The irrational soul depends on the affections of the body; it feels desire and anger irrationally. The rational soul both, with the help of reason, despises the body, and, fighting against the irrational soul, produces either virtue or vice, according as it is victorious or defeated.
It must be immortal, both because it knows the gods (and nothing mortal knows‡ what is immortal), it looks down upon human affairs as though it stood outside them, and, like an unbodied thing, it is affected in the opposite way to the body. For while the body is young and fine, the soul blunders, but as the body grows old it attains its highest power. Again, every good soul uses mind; but no body can produce mind: for how should that which is without mind produce mind? Again, while Soul uses the body as an instrument, it is not in it; just as the engineer is not in his engines (although many engines move without being touched by any one). And if the Soul is often made to err by the body, that is not surprising. For the arts cannot perform their work when their instruments are spoilt.
* Gilbert Murray notes, "Proclus, Elem. Theol. xx, calls it ἡ νοερὰ φύσις ['he noera physis'], Natura Intellectualis. There are four degrees of existence: lowest of all, Bodies; above that, Soul; above all Souls, this 'Intellectual Nature'; above that, The One."
† Thomas Taylor notes, "In order to understand this distinction properly, it is necessary to observe, that the gnostic powers of the soul are five in number, viz. intellect, cogitation, (διανοια ['dianoia']) opinion, phantasy, sense. Intellect is that power by which we understand simple self-evident truths, called axioms, and are able to pass into contact with ideas themselves. But cogitation is that power which forms and perfects arguments and reasons. Opinion is that which knows the universal in sensible particulars, as that every man is a biped; and the conclusion of cogitation, as that every rational soul is immortal; but it only knows the οτι ['oti'], or that a thing is, but is perfectly ignorant of the διοτι ['dioti'], or why it is. And the phantasy is that power which apprehends things cloathed with figure, and may be called μοζφωτιχη νοησις ['mozphotiche noesis'], a figured intelligence. And, lastly, sense is that power which is distributed about the organs of sensation; which is mingled with passion in its judgement of things, and apprehends that only which falls upon, and agitates it externally. Again, the basis of the rational life is opinion; for the true man, or the rational soul, consists of intellect, cogitation, and opinion; but the summit of the irrational life is the phantasy. And opinion and phantasy are connected with each other; and the irrational is filled with powers from the rational life: so that the fictitious man commences from the phantasy; under which desire, like a many-headed savage beast, and anger, like a raging lion, subsist.

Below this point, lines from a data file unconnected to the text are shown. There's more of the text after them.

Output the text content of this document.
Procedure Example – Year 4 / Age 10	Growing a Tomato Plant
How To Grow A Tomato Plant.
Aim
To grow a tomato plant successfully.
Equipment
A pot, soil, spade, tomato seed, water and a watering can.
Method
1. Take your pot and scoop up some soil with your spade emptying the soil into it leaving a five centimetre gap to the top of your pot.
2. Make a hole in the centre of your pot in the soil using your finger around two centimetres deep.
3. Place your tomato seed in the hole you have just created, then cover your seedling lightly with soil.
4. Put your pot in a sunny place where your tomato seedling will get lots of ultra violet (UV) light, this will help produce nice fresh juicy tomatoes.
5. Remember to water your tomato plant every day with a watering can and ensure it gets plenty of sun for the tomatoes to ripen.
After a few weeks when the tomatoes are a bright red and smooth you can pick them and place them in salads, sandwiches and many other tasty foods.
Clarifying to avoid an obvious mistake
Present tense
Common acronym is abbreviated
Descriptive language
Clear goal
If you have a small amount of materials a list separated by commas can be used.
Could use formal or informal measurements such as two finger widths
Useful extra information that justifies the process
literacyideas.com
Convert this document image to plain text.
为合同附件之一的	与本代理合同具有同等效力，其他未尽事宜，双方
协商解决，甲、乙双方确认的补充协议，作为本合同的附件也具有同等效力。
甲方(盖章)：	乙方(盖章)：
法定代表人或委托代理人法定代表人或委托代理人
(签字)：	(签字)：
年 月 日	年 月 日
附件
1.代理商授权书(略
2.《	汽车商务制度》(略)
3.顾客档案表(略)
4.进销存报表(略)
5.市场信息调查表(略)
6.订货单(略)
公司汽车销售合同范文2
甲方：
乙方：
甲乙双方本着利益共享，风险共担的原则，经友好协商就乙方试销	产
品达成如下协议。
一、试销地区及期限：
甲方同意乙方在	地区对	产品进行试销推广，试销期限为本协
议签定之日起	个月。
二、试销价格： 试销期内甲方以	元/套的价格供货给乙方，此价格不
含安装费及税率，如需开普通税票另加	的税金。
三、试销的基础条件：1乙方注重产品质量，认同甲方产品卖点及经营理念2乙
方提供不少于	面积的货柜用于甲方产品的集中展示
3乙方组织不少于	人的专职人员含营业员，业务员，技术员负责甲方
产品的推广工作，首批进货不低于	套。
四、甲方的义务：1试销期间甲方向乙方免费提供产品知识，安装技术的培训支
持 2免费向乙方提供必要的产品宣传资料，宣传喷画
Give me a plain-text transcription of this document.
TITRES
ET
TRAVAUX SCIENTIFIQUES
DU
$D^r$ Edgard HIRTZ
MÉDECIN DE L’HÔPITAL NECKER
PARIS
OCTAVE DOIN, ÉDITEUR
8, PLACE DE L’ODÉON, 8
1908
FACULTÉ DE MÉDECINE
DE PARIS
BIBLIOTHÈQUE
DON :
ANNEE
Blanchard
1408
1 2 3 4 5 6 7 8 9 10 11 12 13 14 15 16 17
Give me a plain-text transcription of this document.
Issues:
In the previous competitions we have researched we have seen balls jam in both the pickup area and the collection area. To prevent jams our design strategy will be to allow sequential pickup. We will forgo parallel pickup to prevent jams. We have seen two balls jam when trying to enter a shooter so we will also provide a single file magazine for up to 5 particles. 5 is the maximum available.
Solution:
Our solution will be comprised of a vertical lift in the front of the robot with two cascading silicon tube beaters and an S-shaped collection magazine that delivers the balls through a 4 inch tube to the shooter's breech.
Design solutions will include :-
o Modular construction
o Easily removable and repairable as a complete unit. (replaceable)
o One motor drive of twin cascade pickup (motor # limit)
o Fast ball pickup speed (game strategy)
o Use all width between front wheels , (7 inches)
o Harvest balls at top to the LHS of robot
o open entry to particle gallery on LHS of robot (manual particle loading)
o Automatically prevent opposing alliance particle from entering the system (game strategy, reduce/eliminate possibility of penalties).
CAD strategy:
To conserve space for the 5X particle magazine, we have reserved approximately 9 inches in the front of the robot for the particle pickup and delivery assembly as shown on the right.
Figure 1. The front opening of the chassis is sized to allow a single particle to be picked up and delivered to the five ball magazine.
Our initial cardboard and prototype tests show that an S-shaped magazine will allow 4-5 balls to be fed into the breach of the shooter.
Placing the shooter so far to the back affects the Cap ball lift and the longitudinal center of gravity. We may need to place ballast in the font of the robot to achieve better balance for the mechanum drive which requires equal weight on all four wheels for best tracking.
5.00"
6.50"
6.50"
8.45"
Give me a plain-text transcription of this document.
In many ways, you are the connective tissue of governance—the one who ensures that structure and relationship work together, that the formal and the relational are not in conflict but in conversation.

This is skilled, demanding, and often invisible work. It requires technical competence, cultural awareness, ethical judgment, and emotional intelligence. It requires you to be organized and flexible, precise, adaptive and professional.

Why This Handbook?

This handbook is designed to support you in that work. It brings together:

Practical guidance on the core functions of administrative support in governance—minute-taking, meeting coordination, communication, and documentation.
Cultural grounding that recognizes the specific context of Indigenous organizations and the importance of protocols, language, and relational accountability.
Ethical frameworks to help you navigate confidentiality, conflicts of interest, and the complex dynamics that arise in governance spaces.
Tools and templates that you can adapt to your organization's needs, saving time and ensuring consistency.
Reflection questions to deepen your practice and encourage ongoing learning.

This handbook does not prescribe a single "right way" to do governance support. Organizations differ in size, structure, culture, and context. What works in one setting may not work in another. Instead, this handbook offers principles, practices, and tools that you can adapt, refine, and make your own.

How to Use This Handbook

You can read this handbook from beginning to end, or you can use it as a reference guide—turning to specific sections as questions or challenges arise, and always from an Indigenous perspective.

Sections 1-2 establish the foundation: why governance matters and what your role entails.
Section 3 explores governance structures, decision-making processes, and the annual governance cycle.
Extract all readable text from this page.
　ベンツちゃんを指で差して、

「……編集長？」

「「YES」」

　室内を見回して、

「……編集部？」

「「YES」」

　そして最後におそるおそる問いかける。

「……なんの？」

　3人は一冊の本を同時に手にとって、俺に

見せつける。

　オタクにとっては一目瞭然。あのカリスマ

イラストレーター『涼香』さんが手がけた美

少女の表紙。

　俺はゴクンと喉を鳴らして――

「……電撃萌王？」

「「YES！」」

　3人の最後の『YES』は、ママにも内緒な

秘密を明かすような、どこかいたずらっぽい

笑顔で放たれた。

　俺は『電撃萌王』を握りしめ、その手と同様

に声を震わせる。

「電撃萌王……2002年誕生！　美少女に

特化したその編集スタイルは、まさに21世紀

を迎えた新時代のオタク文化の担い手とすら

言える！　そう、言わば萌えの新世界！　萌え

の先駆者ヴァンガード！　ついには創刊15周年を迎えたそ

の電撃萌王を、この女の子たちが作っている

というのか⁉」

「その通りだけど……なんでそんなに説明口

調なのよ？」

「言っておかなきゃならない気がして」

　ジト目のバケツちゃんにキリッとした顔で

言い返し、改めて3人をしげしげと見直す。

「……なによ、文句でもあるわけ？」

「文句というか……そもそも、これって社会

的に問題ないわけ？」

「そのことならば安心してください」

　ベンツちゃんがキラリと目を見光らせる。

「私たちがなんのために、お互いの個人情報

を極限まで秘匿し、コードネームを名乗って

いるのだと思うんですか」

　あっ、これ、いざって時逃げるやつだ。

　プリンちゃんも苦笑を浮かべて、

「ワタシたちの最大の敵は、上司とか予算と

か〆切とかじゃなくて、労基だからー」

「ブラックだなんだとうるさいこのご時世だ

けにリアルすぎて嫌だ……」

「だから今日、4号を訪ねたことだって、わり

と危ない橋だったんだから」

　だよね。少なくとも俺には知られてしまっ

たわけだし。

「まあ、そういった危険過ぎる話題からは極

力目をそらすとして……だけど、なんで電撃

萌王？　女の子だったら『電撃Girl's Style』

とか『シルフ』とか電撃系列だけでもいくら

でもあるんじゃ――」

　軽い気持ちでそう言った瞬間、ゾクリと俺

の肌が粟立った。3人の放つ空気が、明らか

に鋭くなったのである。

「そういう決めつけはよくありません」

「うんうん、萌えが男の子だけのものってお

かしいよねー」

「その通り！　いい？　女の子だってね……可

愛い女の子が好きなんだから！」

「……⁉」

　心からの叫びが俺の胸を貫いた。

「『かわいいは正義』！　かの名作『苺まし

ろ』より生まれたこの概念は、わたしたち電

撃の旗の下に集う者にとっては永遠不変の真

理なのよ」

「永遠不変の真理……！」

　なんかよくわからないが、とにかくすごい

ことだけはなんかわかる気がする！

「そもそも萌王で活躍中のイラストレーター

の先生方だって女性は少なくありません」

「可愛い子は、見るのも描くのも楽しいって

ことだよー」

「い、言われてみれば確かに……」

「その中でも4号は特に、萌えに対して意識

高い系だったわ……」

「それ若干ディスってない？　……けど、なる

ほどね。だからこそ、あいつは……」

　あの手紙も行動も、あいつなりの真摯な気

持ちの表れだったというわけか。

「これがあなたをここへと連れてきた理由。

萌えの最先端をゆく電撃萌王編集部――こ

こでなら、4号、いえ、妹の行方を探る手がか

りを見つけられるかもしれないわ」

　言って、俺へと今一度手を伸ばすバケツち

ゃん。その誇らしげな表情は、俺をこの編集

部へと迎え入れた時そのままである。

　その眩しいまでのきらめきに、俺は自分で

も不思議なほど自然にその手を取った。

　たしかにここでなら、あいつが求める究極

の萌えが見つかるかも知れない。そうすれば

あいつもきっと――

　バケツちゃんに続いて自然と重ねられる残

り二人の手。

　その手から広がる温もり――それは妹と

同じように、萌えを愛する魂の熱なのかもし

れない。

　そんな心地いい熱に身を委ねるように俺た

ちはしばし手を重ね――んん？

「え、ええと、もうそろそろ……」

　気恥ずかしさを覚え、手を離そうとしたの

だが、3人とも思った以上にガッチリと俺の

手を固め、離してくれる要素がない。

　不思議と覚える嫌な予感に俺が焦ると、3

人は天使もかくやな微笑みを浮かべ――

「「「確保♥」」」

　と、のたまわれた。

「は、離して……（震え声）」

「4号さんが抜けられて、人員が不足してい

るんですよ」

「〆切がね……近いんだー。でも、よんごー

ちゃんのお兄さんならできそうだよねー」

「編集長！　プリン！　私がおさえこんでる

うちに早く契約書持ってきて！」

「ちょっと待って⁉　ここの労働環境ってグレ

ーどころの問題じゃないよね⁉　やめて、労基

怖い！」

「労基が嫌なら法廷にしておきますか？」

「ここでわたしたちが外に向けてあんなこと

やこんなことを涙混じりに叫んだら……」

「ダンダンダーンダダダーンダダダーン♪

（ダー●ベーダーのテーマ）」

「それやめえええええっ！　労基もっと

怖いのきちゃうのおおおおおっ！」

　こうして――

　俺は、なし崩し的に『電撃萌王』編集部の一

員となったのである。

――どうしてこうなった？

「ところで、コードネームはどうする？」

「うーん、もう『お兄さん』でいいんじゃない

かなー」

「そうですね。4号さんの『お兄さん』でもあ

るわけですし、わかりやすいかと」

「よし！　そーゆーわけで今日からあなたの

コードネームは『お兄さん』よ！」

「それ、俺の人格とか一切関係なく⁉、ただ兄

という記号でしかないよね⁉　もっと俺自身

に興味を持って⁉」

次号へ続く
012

"But of these powers, intellect and sense do not employ a reasoning energy, on account of the acuteness and suddenness of their perceptions. And with respect to cogitation, it either assumes the principles of reasoning from intellect, which principles we call axioms; and in this case it produces demonstrative reasoning, the conclusions of which are always true, on account of the certainty of the axioms from which reason receives its increase: or the same cogitation converts itself to opinion, and deriving its principles from thence, forms dialectic reason, so called from its being employed by men in common discourse with each other; and hence its conclusions are not always true, because opinion is sometimes false: or, in the third place, cogitation conjoins itself with the phantasy, and in consequence of this produces vicious reasoning, which always embraces that which is false."
‡ Murray notes, "i. e. in the full sense of Gnôsis."